Ejections Aren’t Equal

Ejections are the ultimate punishment for a player’s unethical behavior during a game. While referees make mistakes from time to time, the league’s own data suggest that refs make accurate calls a whopping 97% of the time

So, if the refs are that damn good, ejections should reflect accurate, unbiased judgment over time with larger and larger samples of data, right? 

Of the 61 ejections in the NFL between 2017 and 2019, there shouldn’t be any inconsistencies when looking across positions, teams, ages, and...race, right?

Data taken from The Institutive of Diversity and Ethics in Sport (TIDES) 2019 report show that the percentage of Black players in the NFL has remained largely the same since 1992. The average percentage of black players in the NFL across a 29-year span between 1991-2019 was 66.5%, ranging between 58.9% and 69.7% year to year [3]. White players averaged 30.8% during the same span and ranged between 27.4% and 36%.

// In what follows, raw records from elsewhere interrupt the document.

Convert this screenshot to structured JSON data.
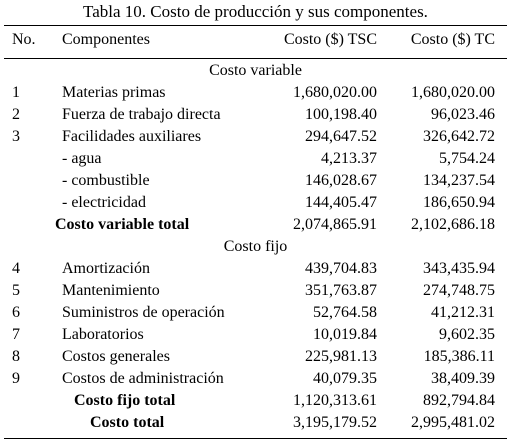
{
  "table": {
    "caption": "Tabla 10. Costo de producción y sus componentes.",
    "header": {
      "no": "No.",
      "name": "Componentes",
      "tsc": "Costo ($) TSC",
      "tc": "Costo ($) TC"
    },
    "variable": {
      "title": "Costo variable",
      "rows": [
        {
          "no": "1",
          "name": "Materias primas",
          "tsc": "1,680,020.00",
          "tc": "1,680,020.00"
        },
        {
          "no": "2",
          "name": "Fuerza de trabajo directa",
          "tsc": "100,198.40",
          "tc": "96,023.46"
        },
        {
          "no": "3",
          "name": "Facilidades auxiliares",
          "tsc": "294,647.52",
          "tc": "326,642.72"
        },
        {
          "no": "",
          "name": "- agua",
          "tsc": "4,213.37",
          "tc": "5,754.24"
        },
        {
          "no": "",
          "name": "- combustible",
          "tsc": "146,028.67",
          "tc": "134,237.54"
        },
        {
          "no": "",
          "name": "- electricidad",
          "tsc": "144,405.47",
          "tc": "186,650.94"
        }
      ],
      "total": {
        "name": "Costo variable total",
        "tsc": "2,074,865.91",
        "tc": "2,102,686.18"
      }
    },
    "fixed": {
      "title": "Costo fijo",
      "rows": [
        {
          "no": "4",
          "name": "Amortización",
          "tsc": "439,704.83",
          "tc": "343,435.94"
        },
        {
          "no": "5",
          "name": "Mantenimiento",
          "tsc": "351,763.87",
          "tc": "274,748.75"
        },
        {
          "no": "6",
          "name": "Suministros de operación",
          "tsc": "52,764.58",
          "tc": "41,212.31"
        },
        {
          "no": "7",
          "name": "Laboratorios",
          "tsc": "10,019.84",
          "tc": "9,602.35"
        },
        {
          "no": "8",
          "name": "Costos generales",
          "tsc": "225,981.13",
          "tc": "185,386.11"
        },
        {
          "no": "9",
          "name": "Costos de administración",
          "tsc": "40,079.35",
          "tc": "38,409.39"
        }
      ],
      "total": {
        "name": "Costo fijo total",
        "tsc": "1,120,313.61",
        "tc": "892,794.84"
      }
    },
    "grand_total": {
      "name": "Costo total",
      "tsc": "3,195,179.52",
      "tc": "2,995,481.02"
    }
  }
}
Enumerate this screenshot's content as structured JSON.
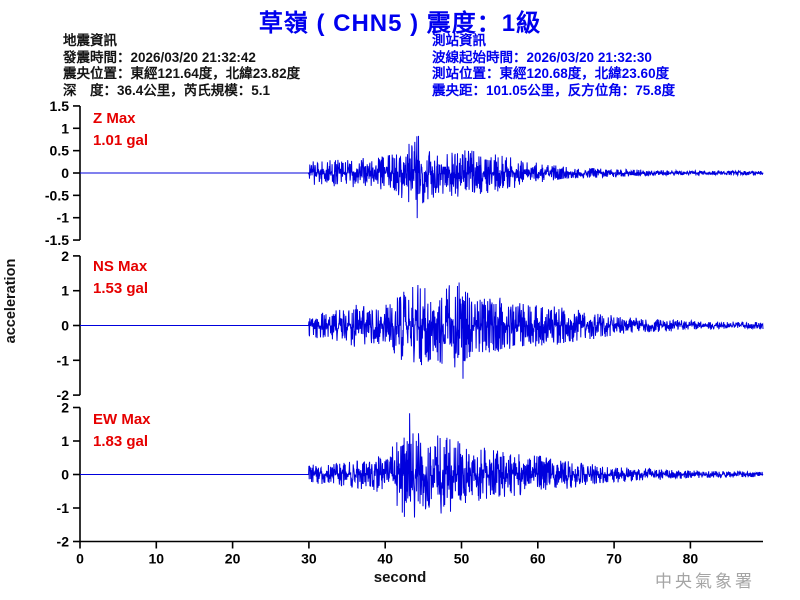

If all things were equal, then, Black players should constitute roughly 66% and white players roughly 30% of all ejections between 2017 and 2019. In reality, 95% (+28.9%) of all ejections were to black players, and only 1 white player was ejected in that timeframe [4]. 

Conclusion

The most accurate conclusion from these data is likely not as simple as, “the NFL is racist.” Indeed, this is not meant to be an indictment on the NFL or all NFL referees — but this isn’t meant to be an excuse either. 

“To err is human,” does not pardon true racist intentions, nor does it pardon inherent, automatic biases in human judgment. Awareness, however, is a perfect starting place for dialogue and change. 

Sadly, it’s not just the brain’s rapid automatic processing that is the victim of racial bias. The brain’s slower, more considered, controlled processing also seems to produce some unsettling results in the NFL. We’ll explore this more in our next article. 

References

[1] Payne, B.K. (2001), Prejudice and perception: The role of automatic and controlled processes in misperceiving a weapon. Journal of Personality and Social Psychology, 81, 181-192.

[2] Abrams, D. & Hogg, M.A. (2004). Metatheory: Lessons from social identity research. Personality and Social Psychology Review, 8, 98-106.

[3] Asian/Pacific Islander, Latino, and Other constitute the remaining demographics.